Steel guitar, strictly speaking, refers to a method of playing using a metal slide (or 'steel') on a guitar played horizontally, with the strings uppermost. This covers lap steel guitar, pedal steel guitar and 'Dobro' style guitars. The technique was invented in and popularized by Hawaii, thus Hawaiian guitar, and is predated by bottleneck guitar.

A 'Steel Guitar' is one designed exclusively to be played using a steel slide. Most commonly, these are the lap steel and pedal steel. The lap steel is a simple instrument, typically having 6 strings and tuned to either standard tuning, or an open chord. The pedal steel can have between 9 and 13 strings, and sometimes two or even three necks, each in a different tuning. Pedals and knee-levers are used to alter the tunings of different strings, which gives the instrument its distinctive voice, most often heard in country music.

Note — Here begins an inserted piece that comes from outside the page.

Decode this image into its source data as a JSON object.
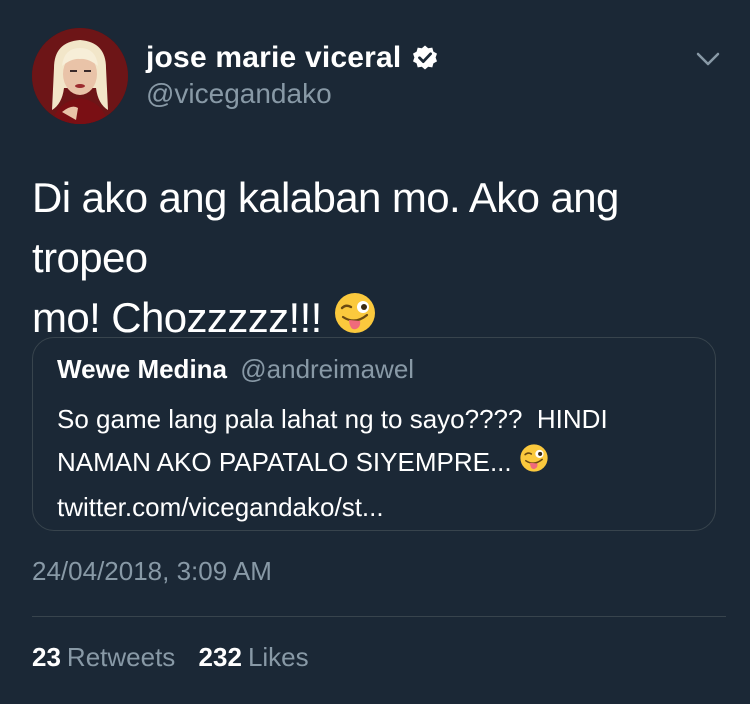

Confusingly, metal-bodied guitars (commonly nickel-plated brass), although frequently played using a metal (or glass) slide, are not properly called steel guitars - they are 'resonator' guitars, which, instead of the more common soundhole, utilise a kind of internal metal (usually spun aluminium) loudspeaker, to amplify the sound.

One make of resonator guitar is the Dobro guitar which features a metal cone where the sound hole would normally be. Versions of this type of guitar, by Dobro and other manufacturers such as National, may feature the entire body made out of wood, painted steel, plated steel or plated brass (a 1937 Style 'O' National resonator is shown on the cover of the Dire Straits album Brothers in Arms).

The term 'steel guitar' should also not be confused with steel strung guitar which is a normal acoustic guitar that has steel rather than nylon or cat-gut strings, although the bass strings will be wound with a bronze alloy, giving the distinctive gold colour.